This week will be interesting. In just a few short days, I’ll be attending my 25th high school reunion.
The last time I was in the company of many of these people, the world was a much different place. Back then, it was all about sneaking out of restricted study hall at lunch to head over to the nearby Burger King.
It was a time when the only thing that really mattered was getting through the week so we could all go hang out at the mall on Friday night, drink Orange Julius and play Dragon’s Lair.
For me, it also included choir trips, endless hours of practice on my black Gibson Explorer guitar, the longing for unattainable love and of course, a heavy dose of hair metal. I’m actually tearing up right now just thinking about it; the hair metal part that is.
But, I’m looking back now, a quarter century later and am feeling pretty good about how I turned out. Especially when you consider what my original goal was.
Back then, my dream was almost laughable: In a “lather, rinse, repeat” cycle all I wanted to do was write music, record and tour. Pretty much in that order. If I had to sleep on the floor in some stinky tour bus on the way to Small Town, USA or pan handle on the streets for money to buy guitar strings I didn’t care. Music was going to be my life. I wanted to be the opening act for Bon Jovi; at least just long enough until he became the opening act for me.

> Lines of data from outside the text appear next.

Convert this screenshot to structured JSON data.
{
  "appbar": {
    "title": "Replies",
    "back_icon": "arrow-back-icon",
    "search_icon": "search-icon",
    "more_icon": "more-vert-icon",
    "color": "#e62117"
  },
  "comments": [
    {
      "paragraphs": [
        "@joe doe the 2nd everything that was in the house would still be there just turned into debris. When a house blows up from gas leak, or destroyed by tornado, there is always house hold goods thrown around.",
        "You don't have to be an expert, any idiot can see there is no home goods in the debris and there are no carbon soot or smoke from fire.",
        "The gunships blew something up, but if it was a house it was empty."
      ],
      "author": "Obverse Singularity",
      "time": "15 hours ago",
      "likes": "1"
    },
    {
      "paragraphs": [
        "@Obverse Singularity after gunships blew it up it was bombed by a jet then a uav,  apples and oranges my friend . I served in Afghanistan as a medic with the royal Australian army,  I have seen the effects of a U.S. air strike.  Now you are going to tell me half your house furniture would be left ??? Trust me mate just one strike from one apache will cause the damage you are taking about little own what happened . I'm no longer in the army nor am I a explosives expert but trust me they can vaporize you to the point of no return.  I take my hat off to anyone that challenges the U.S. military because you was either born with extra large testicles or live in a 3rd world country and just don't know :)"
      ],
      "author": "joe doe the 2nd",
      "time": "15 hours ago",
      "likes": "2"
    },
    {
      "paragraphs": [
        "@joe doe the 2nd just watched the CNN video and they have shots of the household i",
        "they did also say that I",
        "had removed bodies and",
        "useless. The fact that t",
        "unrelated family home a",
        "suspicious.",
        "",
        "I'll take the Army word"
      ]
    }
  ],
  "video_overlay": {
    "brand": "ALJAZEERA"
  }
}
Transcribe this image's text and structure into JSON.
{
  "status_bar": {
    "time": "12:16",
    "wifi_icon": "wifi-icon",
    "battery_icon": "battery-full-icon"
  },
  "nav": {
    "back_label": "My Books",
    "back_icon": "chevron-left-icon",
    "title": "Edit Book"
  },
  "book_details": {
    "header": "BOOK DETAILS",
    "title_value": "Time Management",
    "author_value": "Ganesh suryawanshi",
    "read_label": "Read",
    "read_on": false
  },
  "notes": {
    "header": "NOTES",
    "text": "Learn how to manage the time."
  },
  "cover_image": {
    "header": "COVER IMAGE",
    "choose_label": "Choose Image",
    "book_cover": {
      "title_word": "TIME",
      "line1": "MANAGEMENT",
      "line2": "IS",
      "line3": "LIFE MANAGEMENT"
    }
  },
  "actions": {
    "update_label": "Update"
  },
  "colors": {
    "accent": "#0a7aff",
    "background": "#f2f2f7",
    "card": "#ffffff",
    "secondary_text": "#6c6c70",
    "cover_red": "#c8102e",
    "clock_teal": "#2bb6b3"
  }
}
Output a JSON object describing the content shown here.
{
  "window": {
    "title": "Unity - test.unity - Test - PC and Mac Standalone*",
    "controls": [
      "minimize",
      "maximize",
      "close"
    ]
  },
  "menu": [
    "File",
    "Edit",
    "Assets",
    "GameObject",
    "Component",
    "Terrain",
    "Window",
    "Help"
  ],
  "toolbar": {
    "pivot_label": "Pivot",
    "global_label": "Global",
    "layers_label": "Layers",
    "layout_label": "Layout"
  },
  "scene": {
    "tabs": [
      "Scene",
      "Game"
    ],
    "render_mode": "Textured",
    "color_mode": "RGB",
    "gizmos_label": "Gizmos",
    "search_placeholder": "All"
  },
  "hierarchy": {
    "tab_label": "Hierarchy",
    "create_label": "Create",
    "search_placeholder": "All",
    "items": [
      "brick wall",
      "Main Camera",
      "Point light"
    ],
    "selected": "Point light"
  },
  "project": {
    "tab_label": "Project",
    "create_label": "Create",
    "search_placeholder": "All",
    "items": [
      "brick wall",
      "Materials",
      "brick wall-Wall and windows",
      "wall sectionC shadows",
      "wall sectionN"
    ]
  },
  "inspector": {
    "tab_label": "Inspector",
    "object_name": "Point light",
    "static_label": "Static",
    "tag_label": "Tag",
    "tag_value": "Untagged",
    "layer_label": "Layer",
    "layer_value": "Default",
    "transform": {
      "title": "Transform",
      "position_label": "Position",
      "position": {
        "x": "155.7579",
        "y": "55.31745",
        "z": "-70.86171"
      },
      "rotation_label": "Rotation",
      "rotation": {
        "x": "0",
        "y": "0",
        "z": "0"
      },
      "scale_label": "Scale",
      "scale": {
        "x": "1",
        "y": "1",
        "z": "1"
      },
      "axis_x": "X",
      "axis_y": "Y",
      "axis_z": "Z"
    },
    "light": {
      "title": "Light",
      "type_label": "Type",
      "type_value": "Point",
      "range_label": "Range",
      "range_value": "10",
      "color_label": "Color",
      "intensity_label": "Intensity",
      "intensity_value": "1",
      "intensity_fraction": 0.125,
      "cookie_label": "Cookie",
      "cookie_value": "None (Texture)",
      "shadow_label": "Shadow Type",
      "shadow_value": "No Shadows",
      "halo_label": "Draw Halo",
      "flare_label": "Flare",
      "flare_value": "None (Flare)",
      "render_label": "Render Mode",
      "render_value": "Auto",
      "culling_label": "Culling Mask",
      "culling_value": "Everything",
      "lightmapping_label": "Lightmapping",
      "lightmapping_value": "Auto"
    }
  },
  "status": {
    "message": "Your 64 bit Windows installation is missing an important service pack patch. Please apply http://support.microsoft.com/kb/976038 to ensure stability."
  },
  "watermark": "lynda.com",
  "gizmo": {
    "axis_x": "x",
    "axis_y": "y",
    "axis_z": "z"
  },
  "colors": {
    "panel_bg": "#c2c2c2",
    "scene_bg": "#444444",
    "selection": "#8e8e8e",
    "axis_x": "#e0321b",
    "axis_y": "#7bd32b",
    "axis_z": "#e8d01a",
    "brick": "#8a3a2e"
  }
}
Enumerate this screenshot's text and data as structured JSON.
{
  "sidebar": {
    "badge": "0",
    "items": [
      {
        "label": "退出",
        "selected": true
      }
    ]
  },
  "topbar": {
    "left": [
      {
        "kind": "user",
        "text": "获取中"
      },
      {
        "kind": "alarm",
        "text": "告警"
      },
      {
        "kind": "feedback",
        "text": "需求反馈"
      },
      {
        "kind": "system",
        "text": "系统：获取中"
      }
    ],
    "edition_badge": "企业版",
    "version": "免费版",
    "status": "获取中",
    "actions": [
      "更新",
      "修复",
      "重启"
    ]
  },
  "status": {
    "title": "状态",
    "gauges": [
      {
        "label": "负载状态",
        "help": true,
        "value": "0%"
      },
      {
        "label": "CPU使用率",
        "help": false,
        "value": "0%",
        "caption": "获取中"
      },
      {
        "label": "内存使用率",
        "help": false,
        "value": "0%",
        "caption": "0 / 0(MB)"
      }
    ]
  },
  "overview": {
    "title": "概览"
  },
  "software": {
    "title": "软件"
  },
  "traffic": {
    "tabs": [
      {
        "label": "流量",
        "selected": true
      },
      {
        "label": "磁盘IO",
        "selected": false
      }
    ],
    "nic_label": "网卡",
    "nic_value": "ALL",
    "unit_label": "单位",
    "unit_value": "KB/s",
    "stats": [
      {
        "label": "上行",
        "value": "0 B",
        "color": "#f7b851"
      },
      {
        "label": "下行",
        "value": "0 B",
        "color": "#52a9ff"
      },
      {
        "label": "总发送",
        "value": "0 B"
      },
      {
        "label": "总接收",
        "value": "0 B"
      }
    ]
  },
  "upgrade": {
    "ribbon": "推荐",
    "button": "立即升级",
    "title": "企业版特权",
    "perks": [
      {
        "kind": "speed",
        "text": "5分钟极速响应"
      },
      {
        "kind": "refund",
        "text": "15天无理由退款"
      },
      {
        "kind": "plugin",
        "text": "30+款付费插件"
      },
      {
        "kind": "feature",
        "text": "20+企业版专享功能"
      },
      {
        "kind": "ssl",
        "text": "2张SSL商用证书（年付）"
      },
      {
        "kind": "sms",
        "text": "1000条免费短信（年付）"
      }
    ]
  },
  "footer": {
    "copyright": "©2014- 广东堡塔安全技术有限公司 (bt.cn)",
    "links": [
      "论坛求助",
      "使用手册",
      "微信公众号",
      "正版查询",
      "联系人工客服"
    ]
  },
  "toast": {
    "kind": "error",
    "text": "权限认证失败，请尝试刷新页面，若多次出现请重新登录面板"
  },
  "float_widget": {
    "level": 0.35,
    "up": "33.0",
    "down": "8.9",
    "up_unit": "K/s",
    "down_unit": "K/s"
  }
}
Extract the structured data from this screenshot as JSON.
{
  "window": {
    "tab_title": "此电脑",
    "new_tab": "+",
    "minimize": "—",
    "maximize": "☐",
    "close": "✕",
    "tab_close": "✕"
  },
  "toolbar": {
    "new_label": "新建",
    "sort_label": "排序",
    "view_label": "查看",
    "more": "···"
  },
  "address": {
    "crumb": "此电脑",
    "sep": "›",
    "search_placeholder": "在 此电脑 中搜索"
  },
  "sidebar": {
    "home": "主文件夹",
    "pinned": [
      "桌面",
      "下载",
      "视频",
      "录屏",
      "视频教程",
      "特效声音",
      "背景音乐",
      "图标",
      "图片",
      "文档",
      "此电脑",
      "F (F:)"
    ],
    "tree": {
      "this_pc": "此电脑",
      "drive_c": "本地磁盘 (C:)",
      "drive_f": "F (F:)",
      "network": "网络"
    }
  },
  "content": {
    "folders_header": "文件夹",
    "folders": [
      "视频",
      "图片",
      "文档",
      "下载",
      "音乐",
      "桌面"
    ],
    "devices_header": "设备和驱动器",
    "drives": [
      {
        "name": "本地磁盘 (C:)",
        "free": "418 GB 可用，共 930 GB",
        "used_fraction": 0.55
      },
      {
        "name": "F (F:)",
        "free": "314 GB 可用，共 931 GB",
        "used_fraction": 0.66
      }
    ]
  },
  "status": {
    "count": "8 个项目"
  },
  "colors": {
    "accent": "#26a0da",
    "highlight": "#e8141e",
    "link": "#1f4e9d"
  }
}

It wasn’t until the day I woke up in my college dorm room; a twenty year old man with literally nothing but the black guitar and $1.37 to my name that I had an epiphany. And thus began my entry into the work force.
Don’t get me wrong, over the years I was still able to live the dream: I was part of several bands that achieved great things; even playing in front of crowds of 6,000 people. But, there are times that I still think about what might have happened if I had stuck to my original vision.
If things had worked out as planned well, you all would have seen me on the cover of Rolling Stone at least a few times by now. I probably would have also “guest starred” on Adele’s Grammy winning album and who knows; it might have been me in the judges panel on American Idol instead of that guy from Aerosmith…what’s his name again?
Anyway, as I’m typing this entry, over to my right; still hanging on the wall is that very guitar. The same one I put all those endless hours on. The one that contains all my feelings and the one constant that reminds me continually of those days and that dream. It’s still as great as ever 25 years later. I think we all are too!
I believe things happen for a reason. And I’m looking forward to hearing how everyone else’s dreams turned out at the reunion.